MERAJUT
NILAI HIDUP KONTEMPLATIF
DALAM
TUGAS PERUTUSAN
1.
Melirik
Dunia Kita Saat Ini
Apabila akhir-akhir
ini kita menyaksikan di media-media (Televisi, koran, facebook, Instagram,
Twitter dlsb.), dominasi yang sering kita jumpai, dan yang sangat laku adalah
pewartaan akan rasa benci, perselisihan, permusuhan, keirihatian, kecemburuan,
amarah, egoisme dan cinta diri.
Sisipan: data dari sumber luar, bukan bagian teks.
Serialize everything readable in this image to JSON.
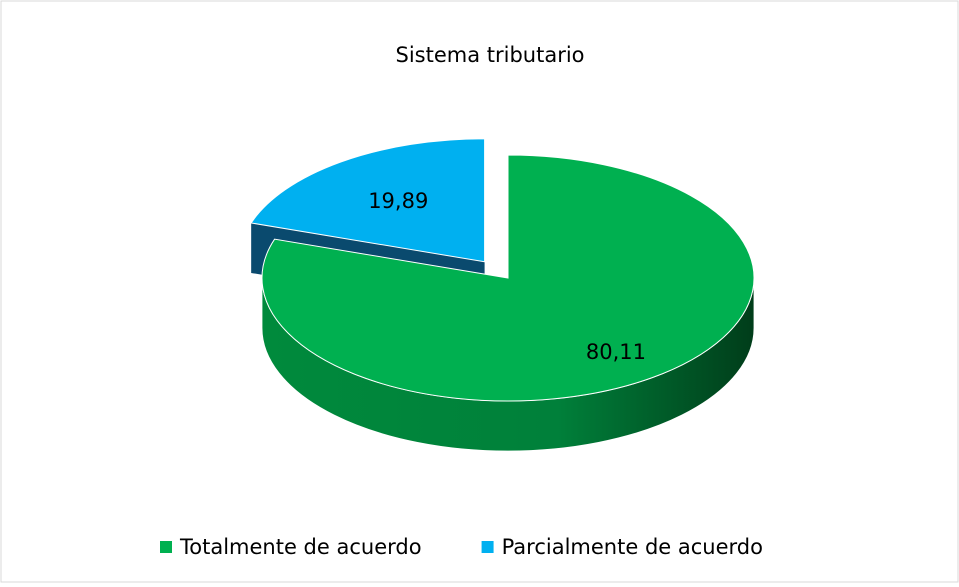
{
  "chart_data": {
    "type": "pie",
    "title": "Sistema tributario",
    "categories": [
      "Totalmente de acuerdo",
      "Parcialmente de acuerdo"
    ],
    "values": [
      80.11,
      19.89
    ],
    "value_labels": [
      "80,11",
      "19,89"
    ],
    "colors": [
      "#00b050",
      "#00b0f0"
    ],
    "legend": "bottom"
  }
}
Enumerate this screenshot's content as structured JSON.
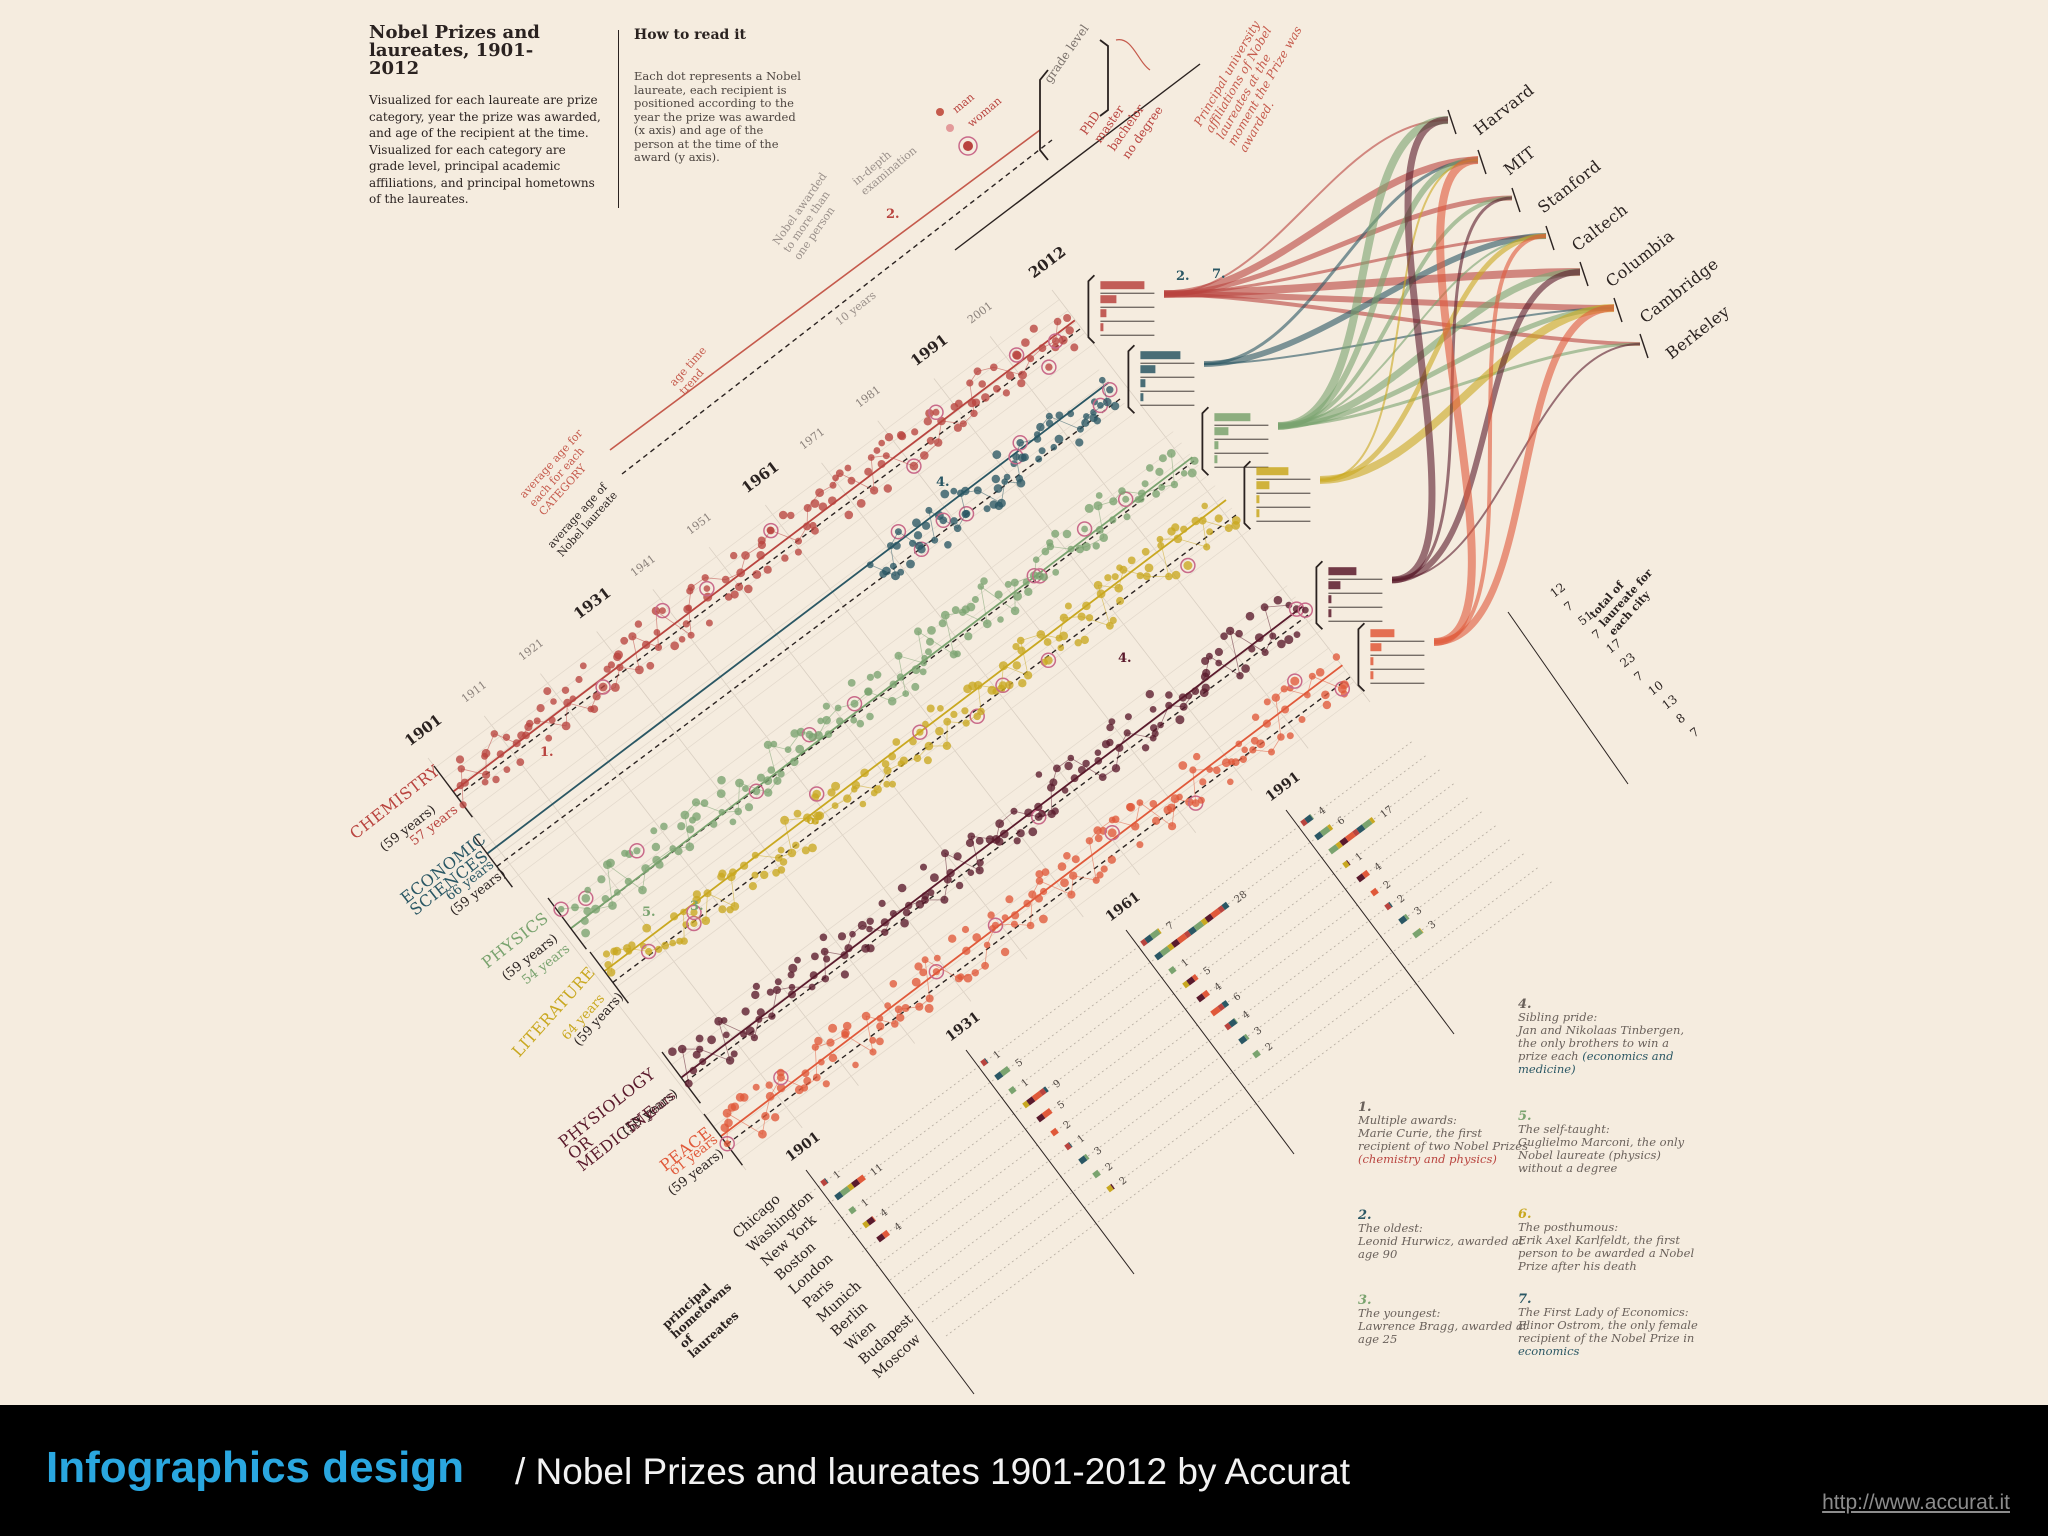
{
  "title": "Nobel Prizes and laureates, 1901-2012",
  "intro": "Visualized for each laureate are prize category, year the prize was awarded, and age of the recipient at the time. Visualized for each category are grade level, principal academic affiliations, and principal hometowns of the laureates.",
  "how_to": {
    "heading": "How to read it",
    "body": "Each dot represents a Nobel laureate, each recipient is positioned according to the year the prize was awarded (x axis) and age of the person at the time of the award (y axis)."
  },
  "legend": {
    "man": "man",
    "woman": "woman",
    "grade_level": "grade level",
    "degrees": [
      "PhD",
      "master",
      "bachelor",
      "no degree"
    ],
    "shared": "Nobel awarded to more than one person",
    "in_depth": "in-depth examination",
    "ten_years": "10 years",
    "age_trend": "age time trend",
    "avg_category": "average age for each for each CATEGORY",
    "avg_laureate": "average age of Nobel laureate",
    "affiliations": "Principal university affiliations of Nobel laureates at the moment the Prize was awarded.",
    "hometowns": "principal hometowns of laureates",
    "city_total": "total of laureate for each city"
  },
  "year_ticks": [
    "1901",
    "1911",
    "1921",
    "1931",
    "1941",
    "1951",
    "1961",
    "1971",
    "1981",
    "1991",
    "2001",
    "2012"
  ],
  "colors": {
    "chemistry": "#b9443f",
    "economics": "#2a5764",
    "physics": "#7aa36f",
    "literature": "#c9a820",
    "medicine": "#5a1a2c",
    "peace": "#e0593a",
    "text": "#2a2220",
    "muted": "#8a807a"
  },
  "categories": [
    {
      "name": "CHEMISTRY",
      "age_all": "(59 years)",
      "age_cat": "57 years",
      "color": "#b9443f"
    },
    {
      "name": "ECONOMIC SCIENCES",
      "age_all": "(59 years)",
      "age_cat": "66 years",
      "color": "#2a5764"
    },
    {
      "name": "PHYSICS",
      "age_all": "(59 years)",
      "age_cat": "54 years",
      "color": "#7aa36f"
    },
    {
      "name": "LITERATURE",
      "age_all": "(59 years)",
      "age_cat": "64 years",
      "color": "#c9a820"
    },
    {
      "name": "PHYSIOLOGY OR MEDICINE",
      "age_all": "(59 years)",
      "age_cat": "57 years",
      "color": "#5a1a2c"
    },
    {
      "name": "PEACE",
      "age_all": "(59 years)",
      "age_cat": "61 years",
      "color": "#e0593a"
    }
  ],
  "universities": [
    "Harvard",
    "MIT",
    "Stanford",
    "Caltech",
    "Columbia",
    "Cambridge",
    "Berkeley"
  ],
  "cities": [
    "Chicago",
    "Washington",
    "New York",
    "Boston",
    "London",
    "Paris",
    "Munich",
    "Berlin",
    "Wien",
    "Budapest",
    "Moscow"
  ],
  "city_totals": [
    "12",
    "7",
    "51",
    "7",
    "17",
    "23",
    "7",
    "10",
    "13",
    "8",
    "7"
  ],
  "decade_counts": {
    "1901": [
      "1",
      "11",
      "1",
      "4",
      "4"
    ],
    "1931": [
      "1",
      "5",
      "1",
      "9",
      "5",
      "2",
      "1",
      "3",
      "2",
      "2"
    ],
    "1961": [
      "7",
      "28",
      "1",
      "5",
      "4",
      "6",
      "4",
      "3",
      "2"
    ],
    "1991": [
      "4",
      "6",
      "17",
      "1",
      "4",
      "2",
      "2",
      "3",
      "3"
    ]
  },
  "markers": [
    "1.",
    "2.",
    "3.",
    "4.",
    "4.",
    "5.",
    "6.",
    "7.",
    "2."
  ],
  "notes": [
    {
      "num": "1.",
      "head": "Multiple awards:",
      "body": "Marie Curie, the first recipient of two Nobel Prizes",
      "extra": "(chemistry and physics)"
    },
    {
      "num": "2.",
      "head": "The oldest:",
      "body": "Leonid Hurwicz, awarded at age 90",
      "extra": ""
    },
    {
      "num": "3.",
      "head": "The youngest:",
      "body": "Lawrence Bragg, awarded at age 25",
      "extra": ""
    },
    {
      "num": "4.",
      "head": "Sibling pride:",
      "body": "Jan and Nikolaas Tinbergen, the only brothers to win a prize each",
      "extra": "(economics and medicine)"
    },
    {
      "num": "5.",
      "head": "The self-taught:",
      "body": "Guglielmo Marconi, the only Nobel laureate",
      "extra": "(physics) without a degree"
    },
    {
      "num": "6.",
      "head": "The posthumous:",
      "body": "Erik Axel Karlfeldt, the first person to be awarded a Nobel Prize after his death",
      "extra": ""
    },
    {
      "num": "7.",
      "head": "The First Lady of Economics:",
      "body": "Elinor Ostrom, the only female recipient of the Nobel Prize in",
      "extra": "economics"
    }
  ],
  "footer": {
    "title": "Infographics design",
    "subtitle": "/ Nobel Prizes and laureates 1901-2012 by Accurat",
    "url": "http://www.accurat.it"
  },
  "chart_data": {
    "type": "scatter",
    "title": "Nobel Prizes and laureates, 1901-2012",
    "x": {
      "label": "year",
      "range": [
        1901,
        2012
      ]
    },
    "y": {
      "label": "age",
      "range": [
        17,
        90
      ]
    },
    "series": [
      {
        "name": "CHEMISTRY",
        "average_age": 57
      },
      {
        "name": "ECONOMIC SCIENCES",
        "average_age": 66
      },
      {
        "name": "PHYSICS",
        "average_age": 54
      },
      {
        "name": "LITERATURE",
        "average_age": 64
      },
      {
        "name": "PHYSIOLOGY OR MEDICINE",
        "average_age": 57
      },
      {
        "name": "PEACE",
        "average_age": 61
      }
    ],
    "overall_average_age": 59
  }
}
Tak hanya karena seteguk kisah kopi mematikan
yang beritanya diblow up berbulan
bulan. Bukan pula kisah penculikan yang merebak sampai ke sudut perkampungan,
juga kisah seorang ibu renta yang digugat ratusan juta oleh anaknya sendiri. Belum
lah kita lupa beberapa waktu lalu potong memotong badan manusia (mutilasi)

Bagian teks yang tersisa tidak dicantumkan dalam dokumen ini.